Father Ratzinger draws some parallels between the period shortly after the Second Vatican Council and the Enlightenment period in Europe in the late 1700s. Some people sought to align the Church with ideas, fashionable then as now, like liberty, equality, reason, and progress.
There is certainly a place for these ideas, but they can be misused. A good idea can become disfigured by a too-narrow application. In the world today, our devotion to personal liberty kills millions of unborn human beings, equality means a man can say he is a woman, reason is reduced to matters which are tangible, and progress favors those who can afford it.
Anyway, getting back to Fr.
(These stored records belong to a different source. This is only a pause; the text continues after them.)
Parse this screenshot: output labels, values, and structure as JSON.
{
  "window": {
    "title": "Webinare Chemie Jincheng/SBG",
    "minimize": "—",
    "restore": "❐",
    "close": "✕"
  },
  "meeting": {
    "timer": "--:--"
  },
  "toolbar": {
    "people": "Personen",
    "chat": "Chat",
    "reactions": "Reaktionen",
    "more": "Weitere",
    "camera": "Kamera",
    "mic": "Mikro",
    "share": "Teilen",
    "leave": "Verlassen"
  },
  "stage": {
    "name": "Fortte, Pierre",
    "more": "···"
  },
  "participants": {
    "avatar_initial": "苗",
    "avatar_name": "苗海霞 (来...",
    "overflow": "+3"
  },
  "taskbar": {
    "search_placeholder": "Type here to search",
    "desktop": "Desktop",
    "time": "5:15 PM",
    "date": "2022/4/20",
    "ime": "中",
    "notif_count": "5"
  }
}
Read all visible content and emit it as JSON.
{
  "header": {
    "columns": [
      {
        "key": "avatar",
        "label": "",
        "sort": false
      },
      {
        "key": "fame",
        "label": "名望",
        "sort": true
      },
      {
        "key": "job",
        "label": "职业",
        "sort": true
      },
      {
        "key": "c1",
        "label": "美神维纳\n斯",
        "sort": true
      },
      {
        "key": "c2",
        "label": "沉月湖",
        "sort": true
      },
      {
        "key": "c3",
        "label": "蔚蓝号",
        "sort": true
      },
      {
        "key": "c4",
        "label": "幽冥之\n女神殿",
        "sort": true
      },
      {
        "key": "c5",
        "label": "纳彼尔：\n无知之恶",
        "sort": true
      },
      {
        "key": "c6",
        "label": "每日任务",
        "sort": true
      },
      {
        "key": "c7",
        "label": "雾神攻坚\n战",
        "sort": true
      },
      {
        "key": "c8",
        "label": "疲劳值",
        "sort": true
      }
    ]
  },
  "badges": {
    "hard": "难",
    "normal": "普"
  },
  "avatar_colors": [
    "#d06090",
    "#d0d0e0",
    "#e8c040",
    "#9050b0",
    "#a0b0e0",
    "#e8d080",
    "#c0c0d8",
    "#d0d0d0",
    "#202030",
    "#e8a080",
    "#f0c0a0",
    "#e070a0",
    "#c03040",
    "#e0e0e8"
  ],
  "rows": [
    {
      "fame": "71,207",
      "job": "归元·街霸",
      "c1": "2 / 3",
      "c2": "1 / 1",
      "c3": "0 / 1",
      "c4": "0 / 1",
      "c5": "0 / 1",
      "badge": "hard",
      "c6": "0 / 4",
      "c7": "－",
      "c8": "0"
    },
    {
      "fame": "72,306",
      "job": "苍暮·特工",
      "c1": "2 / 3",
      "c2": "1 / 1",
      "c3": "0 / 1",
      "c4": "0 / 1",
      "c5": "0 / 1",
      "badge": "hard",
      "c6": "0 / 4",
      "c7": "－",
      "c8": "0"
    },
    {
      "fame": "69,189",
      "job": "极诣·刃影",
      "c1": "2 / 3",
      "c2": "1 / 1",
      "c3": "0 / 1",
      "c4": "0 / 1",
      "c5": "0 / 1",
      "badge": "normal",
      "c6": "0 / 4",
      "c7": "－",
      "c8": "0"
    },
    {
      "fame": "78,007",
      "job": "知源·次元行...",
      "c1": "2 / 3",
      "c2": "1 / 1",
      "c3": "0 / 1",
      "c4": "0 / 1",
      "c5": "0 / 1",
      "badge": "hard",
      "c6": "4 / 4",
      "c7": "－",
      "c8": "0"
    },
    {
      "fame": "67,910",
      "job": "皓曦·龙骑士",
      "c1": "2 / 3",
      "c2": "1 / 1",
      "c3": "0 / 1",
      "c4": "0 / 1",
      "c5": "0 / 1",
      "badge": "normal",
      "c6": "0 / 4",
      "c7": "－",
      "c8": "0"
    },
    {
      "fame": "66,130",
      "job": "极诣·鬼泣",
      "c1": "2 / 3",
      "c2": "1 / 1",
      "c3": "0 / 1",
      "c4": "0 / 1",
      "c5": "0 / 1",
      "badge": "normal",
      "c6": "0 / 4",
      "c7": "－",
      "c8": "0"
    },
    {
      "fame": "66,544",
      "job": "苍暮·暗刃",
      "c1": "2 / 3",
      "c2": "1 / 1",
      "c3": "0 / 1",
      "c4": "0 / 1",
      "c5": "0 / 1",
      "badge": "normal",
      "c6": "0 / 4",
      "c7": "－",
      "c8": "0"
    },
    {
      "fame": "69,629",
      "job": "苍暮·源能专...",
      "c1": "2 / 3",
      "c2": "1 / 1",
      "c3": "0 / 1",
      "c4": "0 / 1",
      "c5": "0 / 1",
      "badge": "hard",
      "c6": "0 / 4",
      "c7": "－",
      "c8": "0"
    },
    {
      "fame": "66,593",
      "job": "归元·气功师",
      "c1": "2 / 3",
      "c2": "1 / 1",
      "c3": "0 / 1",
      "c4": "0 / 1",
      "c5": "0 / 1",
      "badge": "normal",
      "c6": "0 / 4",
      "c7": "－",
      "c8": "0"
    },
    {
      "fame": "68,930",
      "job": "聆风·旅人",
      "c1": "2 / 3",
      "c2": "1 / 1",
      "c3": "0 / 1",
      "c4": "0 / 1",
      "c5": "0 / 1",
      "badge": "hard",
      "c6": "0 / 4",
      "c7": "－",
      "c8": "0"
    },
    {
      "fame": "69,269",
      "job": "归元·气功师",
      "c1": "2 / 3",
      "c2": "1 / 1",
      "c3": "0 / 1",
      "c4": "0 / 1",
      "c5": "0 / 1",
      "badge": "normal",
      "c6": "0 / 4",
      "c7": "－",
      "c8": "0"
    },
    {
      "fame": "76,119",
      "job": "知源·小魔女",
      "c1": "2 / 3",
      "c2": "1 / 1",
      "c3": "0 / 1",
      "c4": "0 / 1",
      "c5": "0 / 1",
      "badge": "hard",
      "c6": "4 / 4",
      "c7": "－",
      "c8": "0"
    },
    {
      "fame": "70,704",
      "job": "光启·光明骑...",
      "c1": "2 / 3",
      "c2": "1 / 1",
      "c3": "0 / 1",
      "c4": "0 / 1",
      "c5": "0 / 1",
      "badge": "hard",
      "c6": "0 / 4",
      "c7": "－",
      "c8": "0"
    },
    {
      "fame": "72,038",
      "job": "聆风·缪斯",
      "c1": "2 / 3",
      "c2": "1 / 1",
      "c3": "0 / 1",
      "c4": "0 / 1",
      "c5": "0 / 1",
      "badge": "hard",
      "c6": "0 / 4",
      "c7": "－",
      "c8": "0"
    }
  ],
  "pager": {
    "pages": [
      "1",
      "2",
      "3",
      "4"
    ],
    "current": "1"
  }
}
Ratzinger’s speech, he is saying that the Church will become irrelevant if it turns away from the fundamentals of Christianity, most importantly faith in God who so loved us that he gave his Son so that we might have eternal life. If the Church has a social or political mission, it must be built upon and always centered on that foundation of faith, hope, and love.
In your original post, you mentioned how we treat other people who are different than us. Fr. Ratzinger would probably say that we should recognize the dignity of every human being, and treat each one as a beloved child of God. There is certainly no problem with the Church taking the fundamental principle of the dignity and worth of every human person, and applying it to today’s concerns about inequality and prejudice.